I finally got around to reading ZMOT: Winning The Zero Moment of Truth by Jim Lecinski, published by Google. If you haven’t read it yet, go grab a copy — it’s free.
It’s actually a brilliant example of content marketing by Google — a company not exactly renown for their own content marketing (despite enabling it for the rest of us!). As I mentioned in my Search Engine Land column earlier this month, 3 Dead Excuses for Badly Designed Landing Pages, Google has really been stepping up the creativity of its own marketing. But I digress…
Jim defines ZMOT as “that moment when you grab your laptop, mobile phone or some other wired device and start learning about a product or service (or potential boyfriend) you’re thinking about trying or buying.”
This is in contrast to the First Moment of Truth (FMOT) and Second Moment of Truth (SMOT), coined by Procter & Gamble’s A.G. Lafley this way, “The best brands consistently win two moments of truth. The first moment occurs at the store shelf, when a consumer decides whether to buy one brand or another. The second occurs at home, when she uses the brand — and is delighted, or isn’t.”

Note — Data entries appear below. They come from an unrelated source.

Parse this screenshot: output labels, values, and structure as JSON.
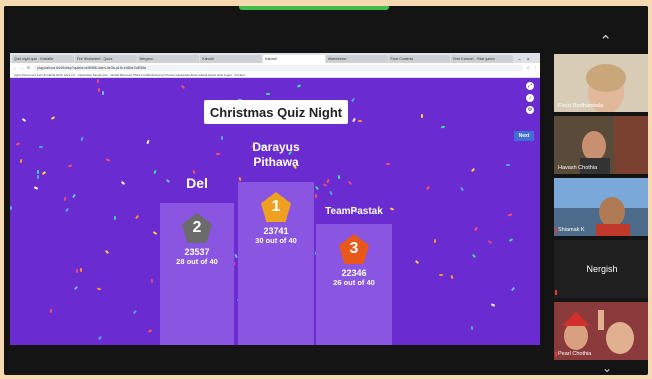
{
  "browser": {
    "tabs": [
      "Quiz night quiz - KhelaBe",
      "Fire Worksheet - Quizz",
      "Mergeon",
      "Kahoot!",
      "Kahoot!",
      "Watermelon",
      "Face Contents",
      "Free Kahoot! - Slide ganes"
    ],
    "active_tab": 4,
    "url": "play.kahoot.it/v2/lobby?quizId=d4f0f96-4de4-4e3b-a1f4-e46be7c8f35a",
    "bookmarks": "Apps   Reconnect from B   Global Work Lifes   LD - CaseClass   Simple Life - Global   Microsoft Office   Fordtheliestransy   Presse Cassandra   Drive   Global Notes   Liste Kuger - Kuckert"
  },
  "quiz": {
    "title": "Christmas Quiz Night",
    "next_label": "Next"
  },
  "podium": [
    {
      "place": "2",
      "name": "Del",
      "score": "23537",
      "correct": "28 out of 40",
      "badge_color": "#6b6b6b"
    },
    {
      "place": "1",
      "name": "Darayus Pithawa",
      "score": "23741",
      "correct": "30 out of 40",
      "badge_color": "#f0a020"
    },
    {
      "place": "3",
      "name": "TeamPastak",
      "score": "22346",
      "correct": "26 out of 40",
      "badge_color": "#e8581a"
    }
  ],
  "participants": [
    {
      "name": "Firoxi Bodhanwala"
    },
    {
      "name": "Havash Chothia"
    },
    {
      "name": "Shiamak K"
    },
    {
      "name": "Nergish"
    },
    {
      "name": "Pearl Chothia"
    }
  ],
  "colors": {
    "kahoot_purple": "#6a2bd0",
    "podium_purple": "#8a55e0",
    "meeting_green": "#3fbf4a"
  }
}
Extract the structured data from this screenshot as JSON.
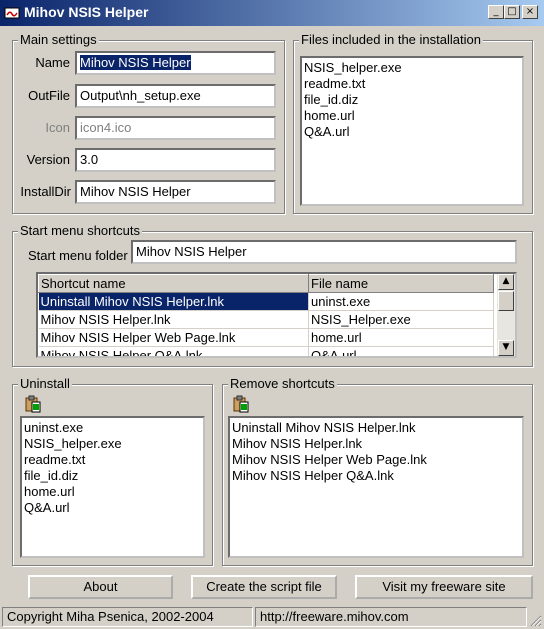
{
  "window": {
    "title": "Mihov NSIS Helper",
    "controls": [
      "_",
      "□",
      "×"
    ]
  },
  "main_settings": {
    "group_label": "Main settings",
    "fields": [
      {
        "label": "Name",
        "value": "Mihov NSIS Helper"
      },
      {
        "label": "OutFile",
        "value": "Output\\nh_setup.exe"
      },
      {
        "label": "Icon",
        "value": "icon4.ico"
      },
      {
        "label": "Version",
        "value": "3.0"
      },
      {
        "label": "InstallDir",
        "value": "Mihov NSIS Helper"
      }
    ]
  },
  "files": {
    "group_label": "Files included in the installation",
    "items": [
      "NSIS_helper.exe",
      "readme.txt",
      "file_id.diz",
      "home.url",
      "Q&A.url"
    ]
  },
  "start_menu": {
    "group_label": "Start menu shortcuts",
    "folder_label": "Start menu folder",
    "folder_value": "Mihov NSIS Helper",
    "columns": [
      "Shortcut name",
      "File name"
    ],
    "rows": [
      [
        "Uninstall Mihov NSIS Helper.lnk",
        "uninst.exe"
      ],
      [
        "Mihov NSIS Helper.lnk",
        "NSIS_Helper.exe"
      ],
      [
        "Mihov NSIS Helper Web Page.lnk",
        "home.url"
      ],
      [
        "Mihov NSIS Helper Q&A.lnk",
        "Q&A.url"
      ]
    ]
  },
  "uninstall": {
    "group_label": "Uninstall",
    "icon": "clipboard-paste-icon",
    "items": [
      "uninst.exe",
      "NSIS_helper.exe",
      "readme.txt",
      "file_id.diz",
      "home.url",
      "Q&A.url"
    ]
  },
  "remove_shortcuts": {
    "group_label": "Remove shortcuts",
    "icon": "clipboard-paste-icon",
    "items": [
      "Uninstall Mihov NSIS Helper.lnk",
      "Mihov NSIS Helper.lnk",
      "Mihov NSIS Helper Web Page.lnk",
      "Mihov NSIS Helper Q&A.lnk"
    ]
  },
  "buttons": {
    "about": "About",
    "create": "Create the script file",
    "visit": "Visit my freeware site"
  },
  "statusbar": {
    "left": "Copyright Miha Psenica, 2002-2004",
    "right": "http://freeware.mihov.com"
  },
  "colors": {
    "title_start": "#0a246a",
    "title_end": "#a6caf0",
    "selection": "#0a246a",
    "face": "#d4d0c8"
  }
}
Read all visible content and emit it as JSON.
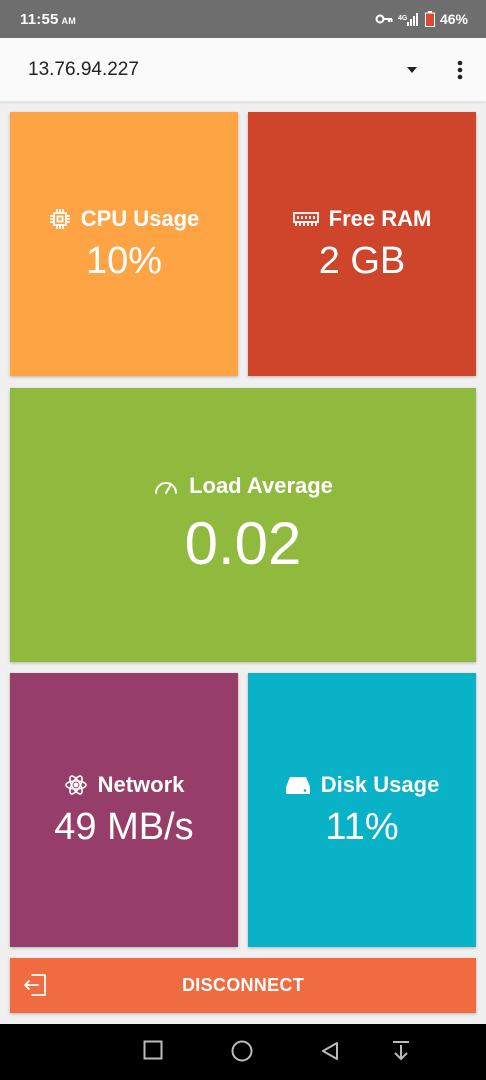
{
  "status": {
    "time": "11:55",
    "ampm": "AM",
    "battery": "46%"
  },
  "appbar": {
    "host": "13.76.94.227",
    "dropdown_icon": "caret-down-icon",
    "menu_icon": "more-vert-icon"
  },
  "tiles": {
    "cpu": {
      "label": "CPU Usage",
      "value": "10%",
      "icon": "chip-icon",
      "color": "#ffa444"
    },
    "ram": {
      "label": "Free RAM",
      "value": "2 GB",
      "icon": "memory-icon",
      "color": "#cf452c"
    },
    "load": {
      "label": "Load Average",
      "value": "0.02",
      "icon": "speedometer-icon",
      "color": "#8fba3e"
    },
    "network": {
      "label": "Network",
      "value": "49 MB/s",
      "icon": "atom-icon",
      "color": "#963e69"
    },
    "disk": {
      "label": "Disk Usage",
      "value": "11%",
      "icon": "hard-drive-icon",
      "color": "#09b2c6"
    }
  },
  "disconnect": {
    "label": "DISCONNECT",
    "icon": "exit-icon",
    "color": "#f06b40"
  },
  "nav": {
    "recents_icon": "square-icon",
    "home_icon": "circle-icon",
    "back_icon": "triangle-back-icon",
    "extra_icon": "down-arrow-icon"
  }
}
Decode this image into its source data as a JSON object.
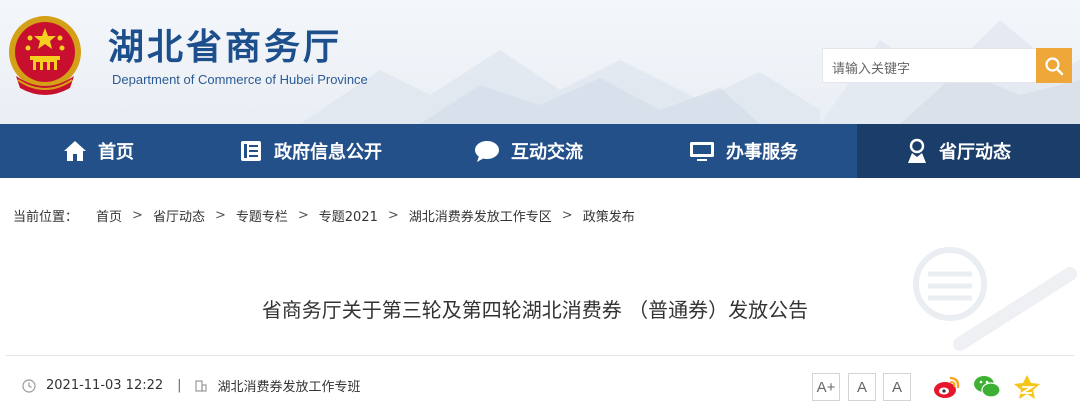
{
  "header": {
    "title": "湖北省商务厅",
    "subtitle": "Department of Commerce of Hubei Province",
    "search_placeholder": "请输入关键字"
  },
  "nav": {
    "items": [
      {
        "label": "首页",
        "icon": "home-icon"
      },
      {
        "label": "政府信息公开",
        "icon": "document-icon"
      },
      {
        "label": "互动交流",
        "icon": "chat-bubble-icon"
      },
      {
        "label": "办事服务",
        "icon": "monitor-icon"
      },
      {
        "label": "省厅动态",
        "icon": "person-icon",
        "active": true
      }
    ]
  },
  "breadcrumb": {
    "label": "当前位置：",
    "items": [
      "首页",
      "省厅动态",
      "专题专栏",
      "专题2021",
      "湖北消费券发放工作专区",
      "政策发布"
    ],
    "separator": ">"
  },
  "article": {
    "title": "省商务厅关于第三轮及第四轮湖北消费券 （普通券）发放公告",
    "date": "2021-11-03 12:22",
    "source": "湖北消费券发放工作专班"
  },
  "toolbar": {
    "font_buttons": [
      "A+",
      "A",
      "A"
    ]
  },
  "colors": {
    "nav_bg": "#24508a",
    "nav_active": "#1a3d6a",
    "brand_blue": "#1c4f8c",
    "search_btn": "#f0a73a"
  }
}
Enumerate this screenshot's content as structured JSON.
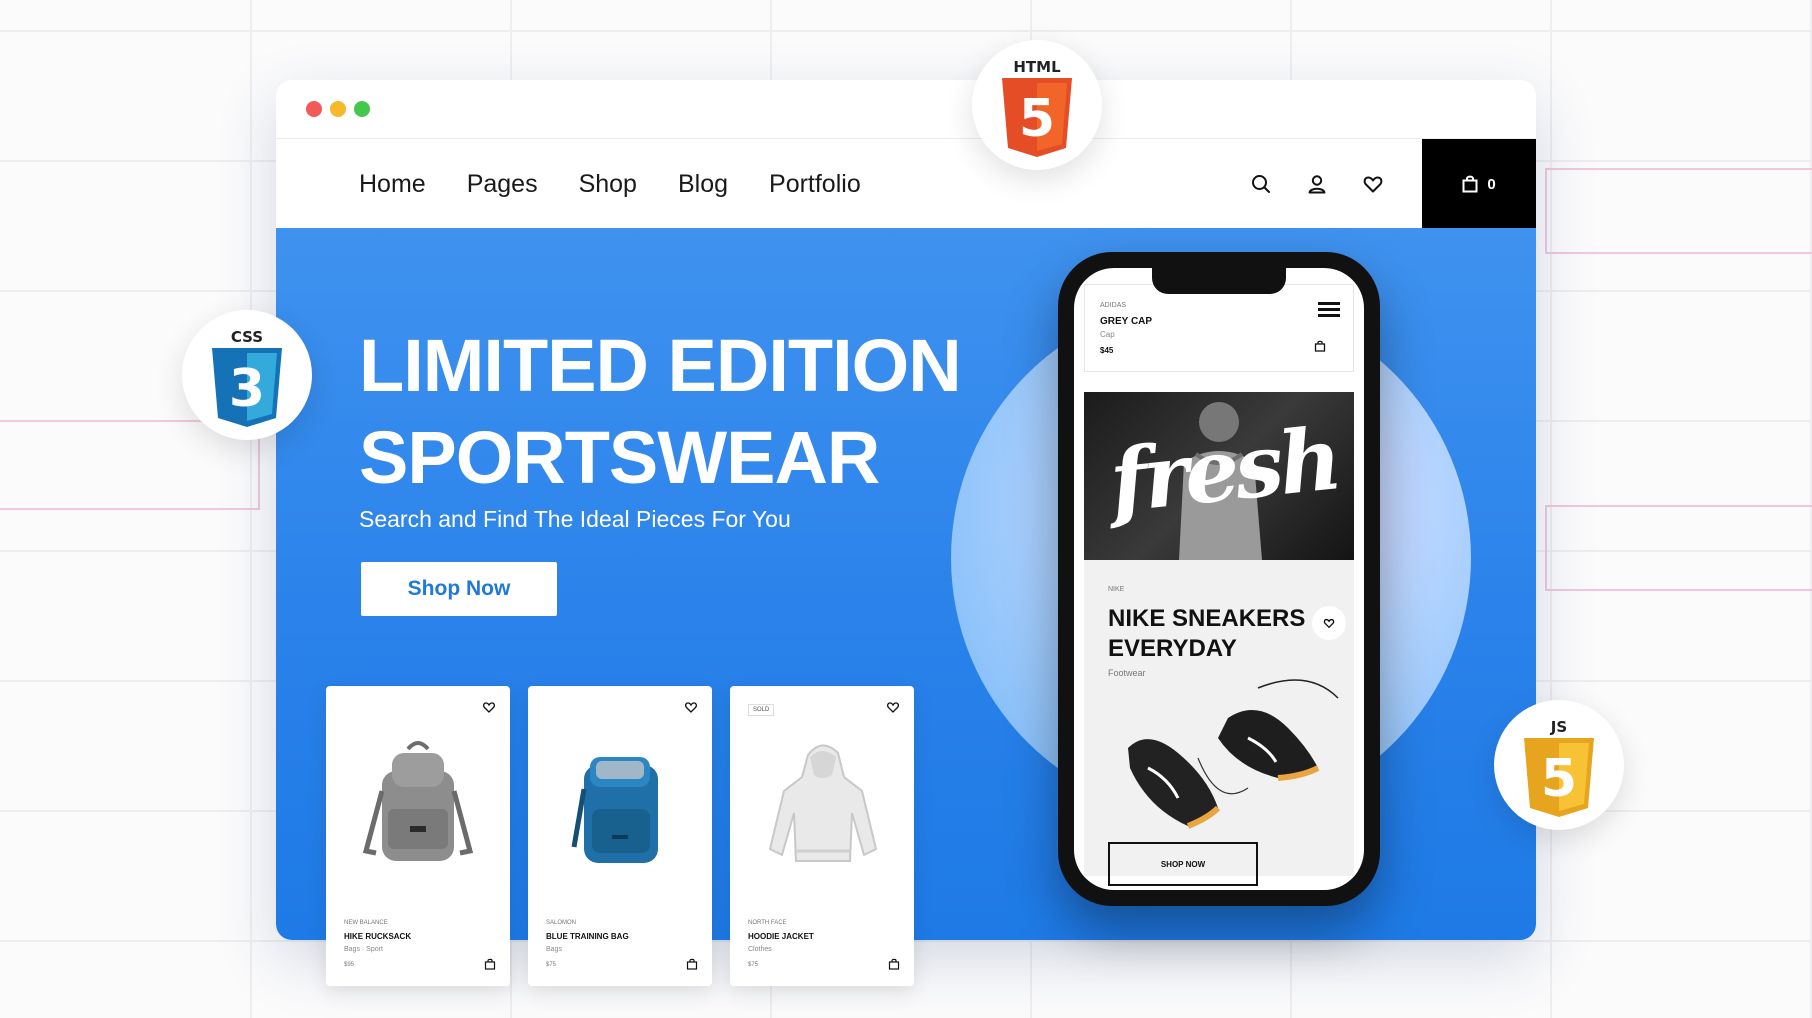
{
  "nav": {
    "links": [
      "Home",
      "Pages",
      "Shop",
      "Blog",
      "Portfolio"
    ],
    "cart_count": "0"
  },
  "hero": {
    "title_line1": "LIMITED EDITION",
    "title_line2": "SPORTSWEAR",
    "subtitle": "Search and Find The Ideal Pieces For You",
    "button": "Shop Now"
  },
  "cards": [
    {
      "brand": "NEW BALANCE",
      "name": "HIKE RUCKSACK",
      "category": "Bags · Sport",
      "price": "$95",
      "badge": "",
      "icon": "backpack-grey"
    },
    {
      "brand": "SALOMON",
      "name": "BLUE TRAINING BAG",
      "category": "Bags",
      "price": "$75",
      "badge": "",
      "icon": "backpack-blue"
    },
    {
      "brand": "NORTH FACE",
      "name": "HOODIE JACKET",
      "category": "Clothes",
      "price": "$75",
      "badge": "SOLD",
      "icon": "hoodie"
    }
  ],
  "phone": {
    "brand": "ADIDAS",
    "product": "GREY CAP",
    "category": "Cap",
    "price": "$45",
    "banner_text": "fresh",
    "feature_brand": "NIKE",
    "feature_title_line1": "NIKE SNEAKERS",
    "feature_title_line2": "EVERYDAY",
    "feature_category": "Footwear",
    "feature_button": "SHOP NOW"
  },
  "badges": {
    "html": "HTML",
    "html_digit": "5",
    "css": "CSS",
    "css_digit": "3",
    "js": "JS",
    "js_digit": "5"
  },
  "colors": {
    "hero_blue": "#2a82ea",
    "html_orange": "#e44d26",
    "css_blue": "#2965f1",
    "js_yellow": "#f0b323"
  }
}
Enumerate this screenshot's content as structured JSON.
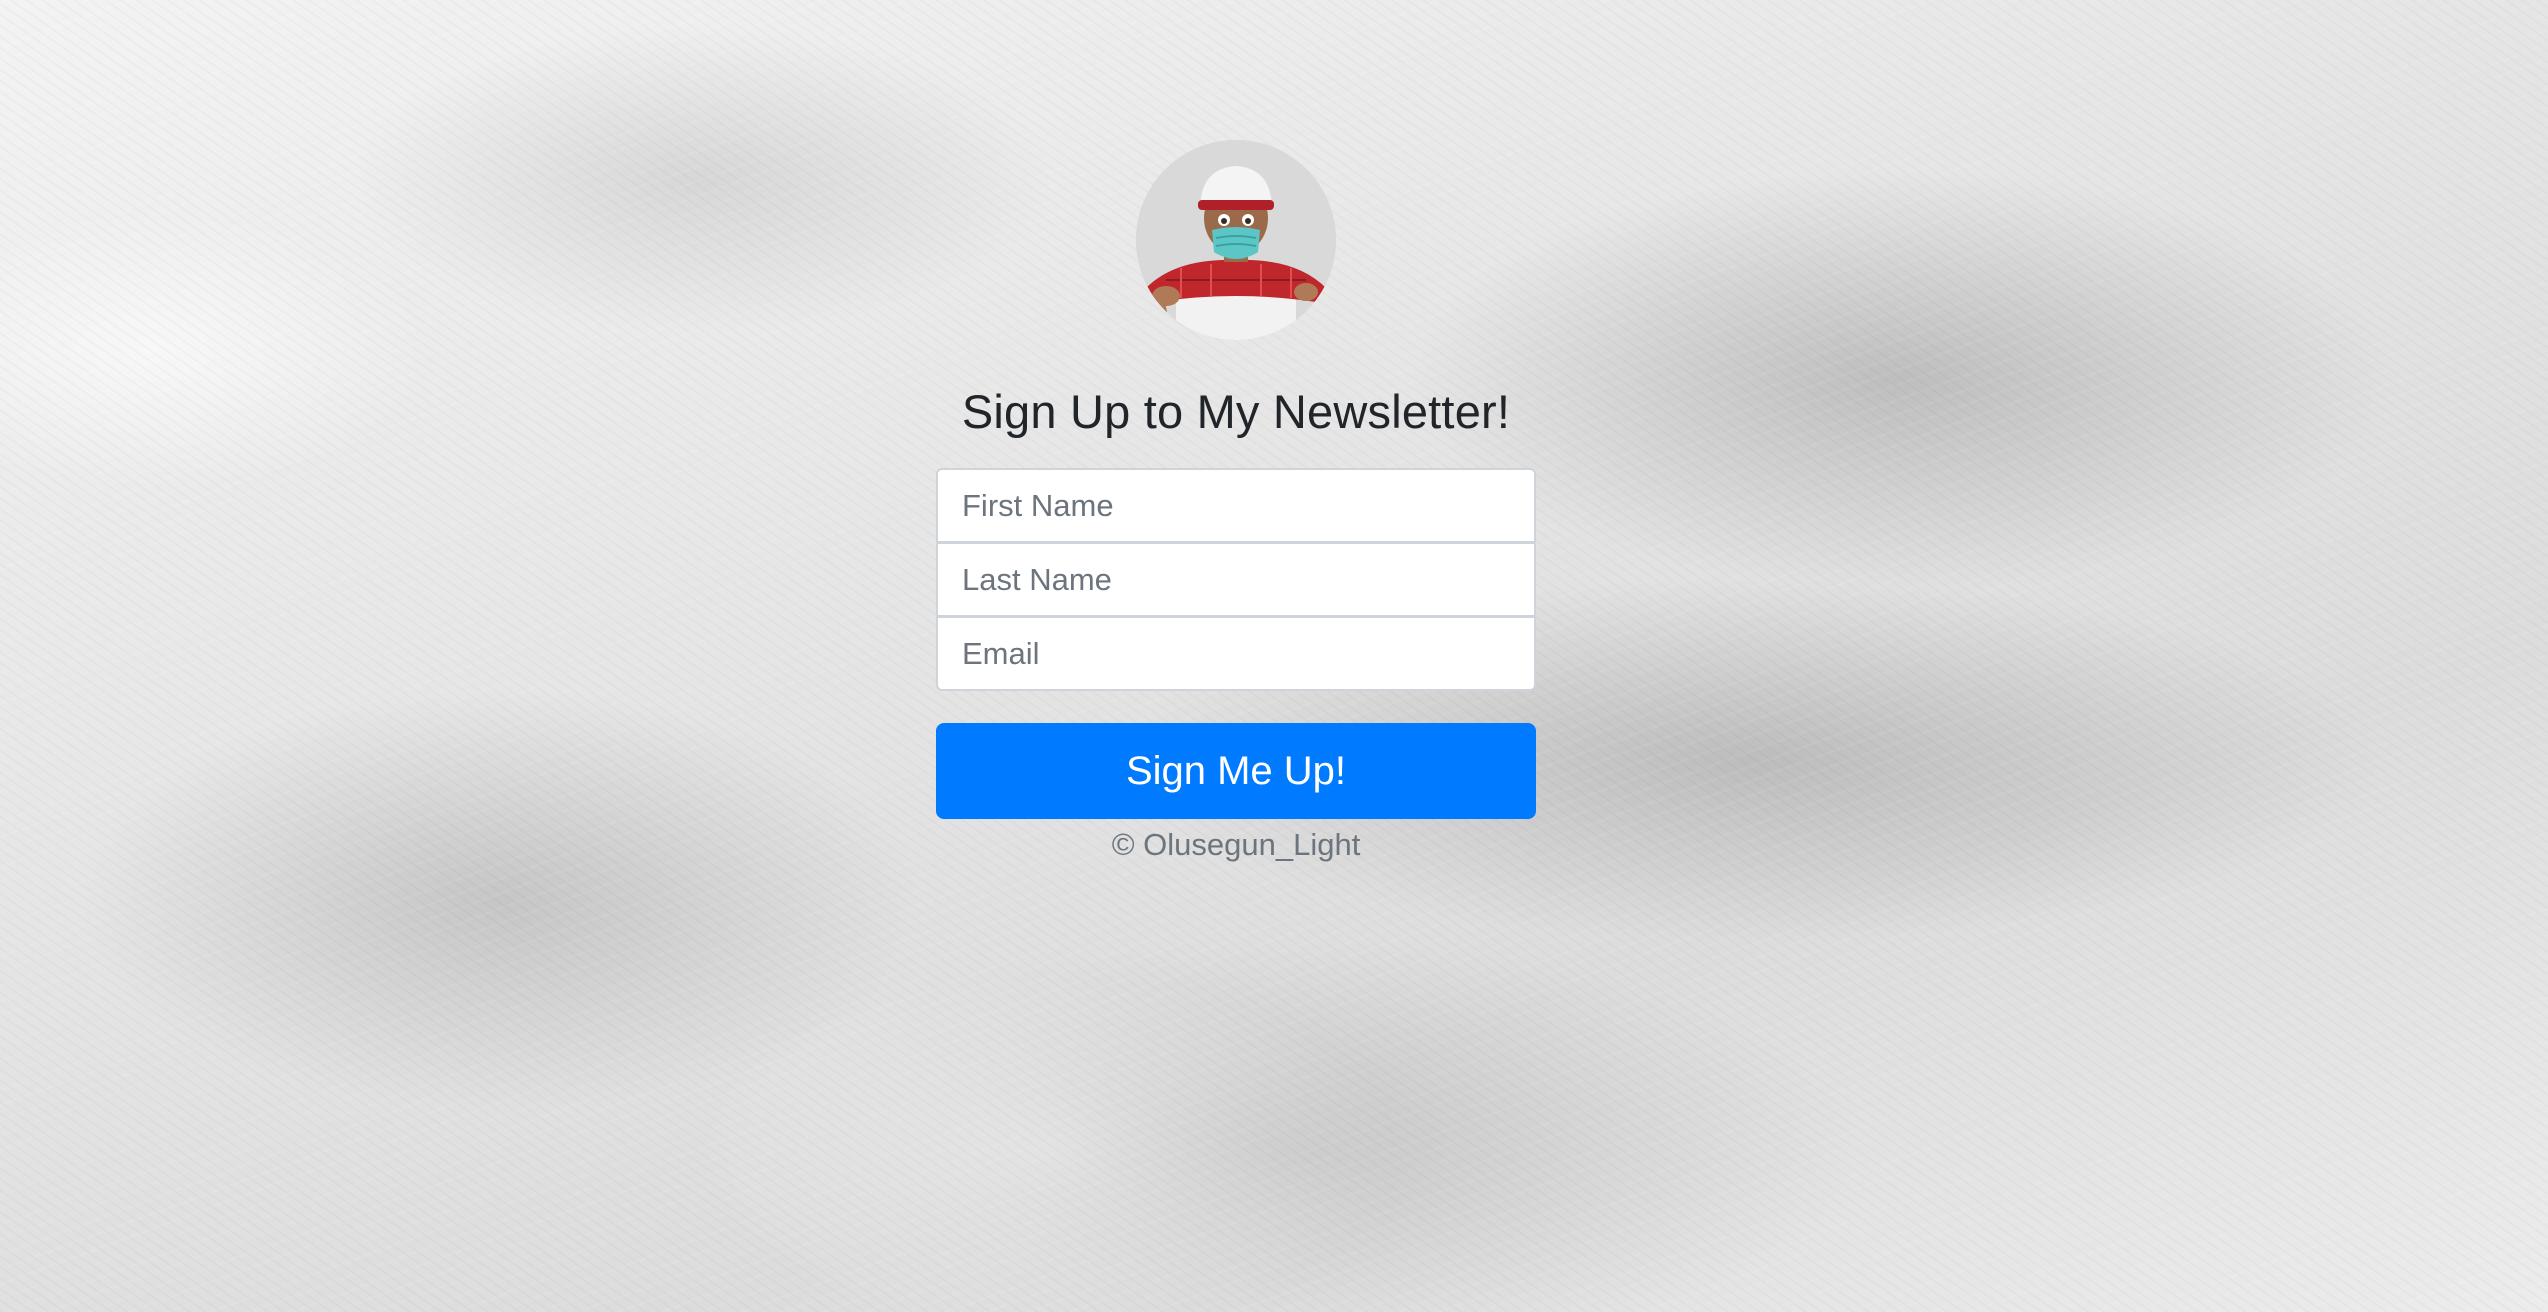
{
  "page": {
    "background": "grey concrete texture"
  },
  "avatar": {
    "icon": "masked-cartoon-avatar-icon",
    "colors": {
      "cap": "#f4f4f4",
      "shirt": "#c0272d",
      "mask": "#5cc6c6",
      "skin": "#9b6a4a"
    }
  },
  "heading": {
    "text": "Sign Up to My Newsletter!"
  },
  "form": {
    "first_name": {
      "placeholder": "First Name",
      "value": ""
    },
    "last_name": {
      "placeholder": "Last Name",
      "value": ""
    },
    "email": {
      "placeholder": "Email",
      "value": ""
    },
    "submit_label": "Sign Me Up!",
    "submit_color": "#007bff"
  },
  "footer": {
    "copyright": "© Olusegun_Light"
  }
}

The book delves into some terrific research and insight into this new moment of truth, which consists of activities such as:
- Searching online, using search engines
- Talking with friends/family about a product
- Comparison shopping products online
- Seeking information from a product brand/manufacturer’s website
- Reading product reviews or endorsements online
- Reading comments following an article/opinion piece online
- Becoming a friend/follower/”liking” a brand
According to Google’s research, 84% of shoppers said that these ZMOT activities shape their decisions. Of course, all of this supports Google’s underlying value proposition around search and display advertising, Google-inspired SEO, and the new social mechanisms of Google+. But that doesn’t change that fact that it’s manifestly true.
It also underscore the importance of marketing technology.
Almost all of these ZMOT activities are taking place in digital environments that are directly powered by — or at least indirectly influenced by — the growing collection of marketing technologies for search and social PPC ad management, SEO management, web experience management, social media monitoring and management, customer relationship management, marketing automation, and — my favorite — post-click marketing management.
If you accept the ZMOT as the new battleground for marketing, then marketing technologies are your weapons of war. And marketing technologists, rising in popularity, are your artillery units, your fighter pilots, your aircraft carrier navigators.
At the risk of taking this analogy way too far, ask yourself: are you only standing in this maelstrom with a pocket knife and a stern grimace?